A field is even smaller from the ideal-theoretic viewpoint. Its only ideals are $0$ and the whole field, so no infinite growth of ideals can begin.

[example: Fields and Polynomial Rings in One Variable] Let $k$ be a field. We first identify its ideals. If $I \trianglelefteq k$ and $I=\{0\}$, then $I=(0)$. If $I\ne \{0\}$, choose $a\in I$ with $a\ne 0$. Since $k$ is a field, $a^{-1}\in k$, and closure of the ideal $I$ under multiplication by elements of $k$ gives \begin{align*} 1=a^{-1}a\in I. \end{align*} For any $b\in k$, closure under multiplication by $b$ gives \begin{align*} b=b\cdot 1\in I. \end{align*} Thus $I=k$. Hence the only ideals of $k$ are $(0)$ and $(1)=k$, so every ideal of $k$ is finitely generated. By *Ideal Characterisation of Noetherian Rings*, $k$ is Noetherian.
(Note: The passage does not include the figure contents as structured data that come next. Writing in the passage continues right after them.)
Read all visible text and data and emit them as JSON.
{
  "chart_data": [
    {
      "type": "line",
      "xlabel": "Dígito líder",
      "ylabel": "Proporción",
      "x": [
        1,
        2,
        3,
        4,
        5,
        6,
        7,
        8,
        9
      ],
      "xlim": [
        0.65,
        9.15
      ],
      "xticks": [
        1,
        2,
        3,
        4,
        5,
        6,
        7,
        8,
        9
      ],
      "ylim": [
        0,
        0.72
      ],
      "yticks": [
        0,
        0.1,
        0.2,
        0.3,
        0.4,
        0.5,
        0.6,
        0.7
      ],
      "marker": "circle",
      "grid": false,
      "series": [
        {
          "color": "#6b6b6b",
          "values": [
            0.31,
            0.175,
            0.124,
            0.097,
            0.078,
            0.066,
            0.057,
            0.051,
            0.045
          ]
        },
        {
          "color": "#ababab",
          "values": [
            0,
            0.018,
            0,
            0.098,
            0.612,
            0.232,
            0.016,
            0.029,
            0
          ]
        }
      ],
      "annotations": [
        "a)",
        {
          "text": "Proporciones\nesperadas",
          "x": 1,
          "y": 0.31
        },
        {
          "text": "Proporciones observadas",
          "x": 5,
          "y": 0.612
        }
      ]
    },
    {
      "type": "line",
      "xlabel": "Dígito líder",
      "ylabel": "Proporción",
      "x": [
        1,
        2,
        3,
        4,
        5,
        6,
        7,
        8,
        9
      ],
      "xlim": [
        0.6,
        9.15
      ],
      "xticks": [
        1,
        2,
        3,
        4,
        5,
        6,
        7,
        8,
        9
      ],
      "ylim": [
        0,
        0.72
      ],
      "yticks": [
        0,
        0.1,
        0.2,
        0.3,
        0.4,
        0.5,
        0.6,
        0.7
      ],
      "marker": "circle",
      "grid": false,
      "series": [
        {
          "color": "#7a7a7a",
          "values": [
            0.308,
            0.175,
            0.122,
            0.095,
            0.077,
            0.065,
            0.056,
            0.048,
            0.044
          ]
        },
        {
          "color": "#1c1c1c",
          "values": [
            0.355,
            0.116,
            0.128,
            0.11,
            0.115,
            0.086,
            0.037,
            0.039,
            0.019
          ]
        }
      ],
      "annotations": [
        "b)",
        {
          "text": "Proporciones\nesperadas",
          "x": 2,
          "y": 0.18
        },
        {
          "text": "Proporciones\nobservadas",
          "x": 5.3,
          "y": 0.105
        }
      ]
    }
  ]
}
Now consider $k[x]$. Since $k[x]$ is a principal ideal domain, every ideal $J\trianglelefteq k[x]$ has the form \begin{align*} J=(f) \end{align*} for some $f\in k[x]$. This means every element of $J$ is of the form $g(x)f$ with $g(x)\in k[x]$, so $J$ is generated by the single element $f$. Therefore every ideal of $k[x]$ is finitely generated, and by *Ideal Characterisation of Noetherian Rings*, $k[x]$ is Noetherian. [/example]